People who like cornbread are an opinionated sort. Some insist on adding sugar while others think that’s downright criminal. There are white cornmeal champions, those who favor yellow, and a firm camp that flies the flag for blue cornmeal. Don’t even get folks started on loaf pans versus corn stick molds or cast iron skillets versus muffin tins.
But like a lot of things, there’s no right or wrong answer, but instead a whole lot of personal taste. And that’s okay. So here’s how we do it at Sichler Farms. For starters, we’re in the cast iron camp. We like to heat a frying pan up, add butter to coat the pan and then pour in the batter. It makes the edges super crisp and really delicious.

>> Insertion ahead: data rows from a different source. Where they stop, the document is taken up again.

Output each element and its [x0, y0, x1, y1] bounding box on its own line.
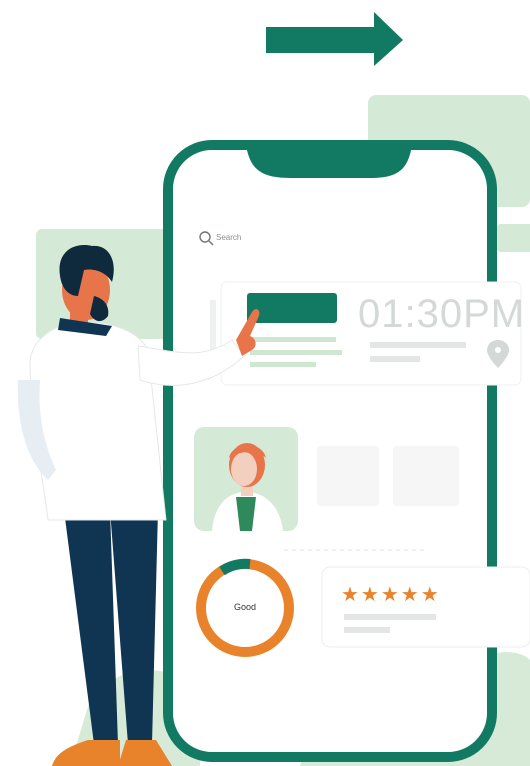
illustration-canvas — [17, 12, 530, 766]
doctor-avatar[interactable] — [194, 427, 298, 531]
rating-card[interactable] — [321, 566, 530, 648]
gauge-label: Good — [233, 602, 257, 612]
bg-shape-right-small — [497, 224, 530, 252]
arrow-right-icon — [266, 12, 403, 66]
star-rating: ★★★★★ — [341, 582, 441, 606]
search-input[interactable]: Search — [216, 233, 241, 242]
appointment-time: 01:30PM — [358, 292, 526, 336]
placeholder-box-2 — [393, 446, 459, 506]
placeholder-box-1 — [317, 446, 379, 506]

Next, we’re a no-sugar group. Instead, we melt some red chile jelly (you’ll find it on our shelves) and brush that over the top. And of course, red chile powder is on our ingredient list. Not only does it add heat but also gives our corn bread a lovely orangey-red hue.
Pecans for some crunch, buttermilk (see the note below) and sour cream for a bit of richness and there you go: Sichler Farms red chile & pecan cornbread. Feel free to add your own spin but we think you’ll be a fan, no matter what camp you’re in.

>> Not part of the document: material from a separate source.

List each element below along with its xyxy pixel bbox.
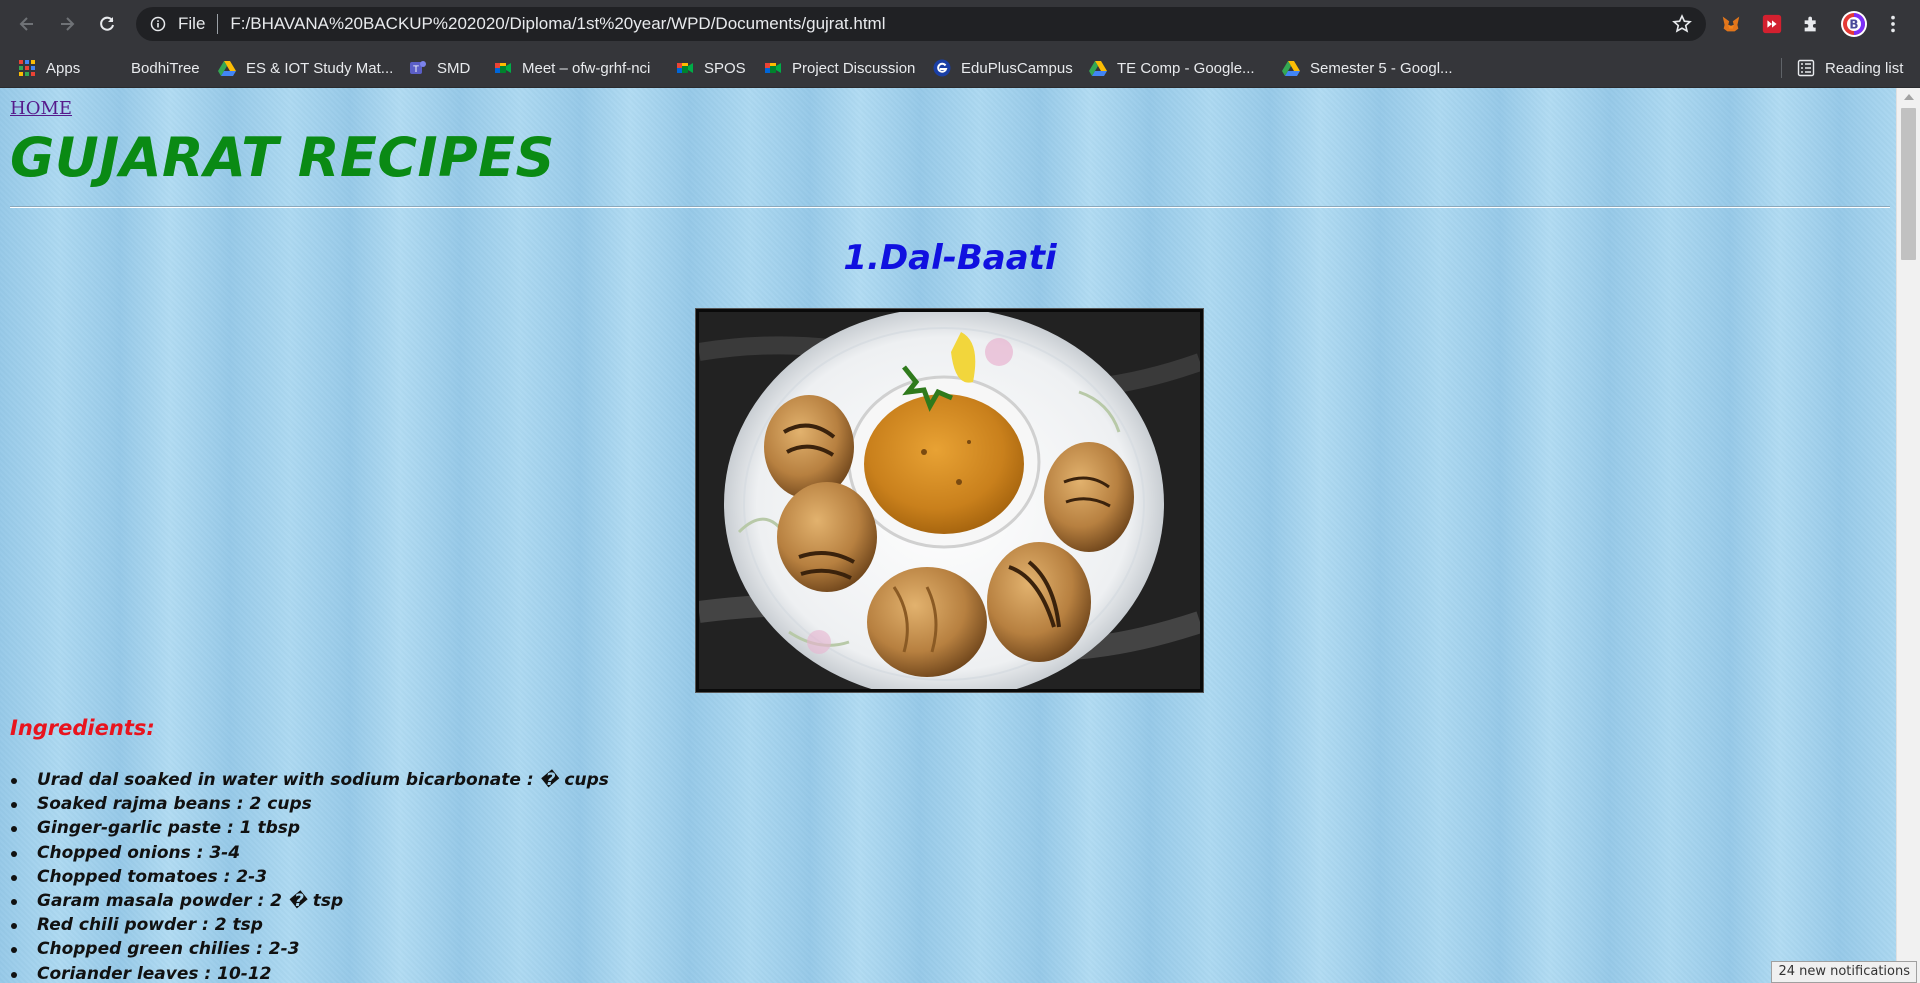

½ cup/4 oz. unsalted butter + 1 Tbsp./1/2 oz. unsalted butter
2 eggs, beaten
½ cup sour cream
14 oz. buttermilk*
1 Tbsp Sichler Farms hot red chile powder
1 cup + 2 Tbsp. yellow cornmeal
1 cup plain flour
1 tsp. salt
1 tsp. baking powder
1 tsp. baking soda
½ cup chopped pecans, toasted
2 Tbsp. Santa Fe Seasons Red Chile Jelly
*If you don’t have buttermilk, not to worry! Substitute whole milk, replacing 1½ tablespoons with white vinegar or lemon juice.
Preheat oven to 350ºF
Equipment: 12” cast iron skillet.
Melt the ½ cup of butter, reserving the additional tablespoon to grease the skillet. Let the butter cool slightly before combining with the eggs in a mixing bowl. Stir in the sour cream and buttermilk, add the red chile powder and cornmeal and stir to combine. Sift together the flour, salt, baking powder and soda and gently fold into the batter. Add the chopped pecans.
Place a 12” cast iron skillet in the oven and heat for a few minutes. Add the remaining tablespoon of butter to the hot skillet. It should sizzle. Tip the pan so the butter coats the bottom and up the sides. Immediately pour in the batter and place in the hot oven.
Cook for 20 minutes or until a skewer inserted in the center of the cornbread comes out clean. The bread should be coming away slightly from the pan and the top may crack and look crispy. Place the skillet on a wire rack. Heat the jelly either in a saucepan or microwave (about 20 seconds) and then brush the melted jelly over the top of the cornbread. Allow the cornbread to cool for a few minutes before slicing and serving.
Any leftovers are superb made into croutons or crumbled and used as bread crumbs (great in your Thanksgiving stuffing).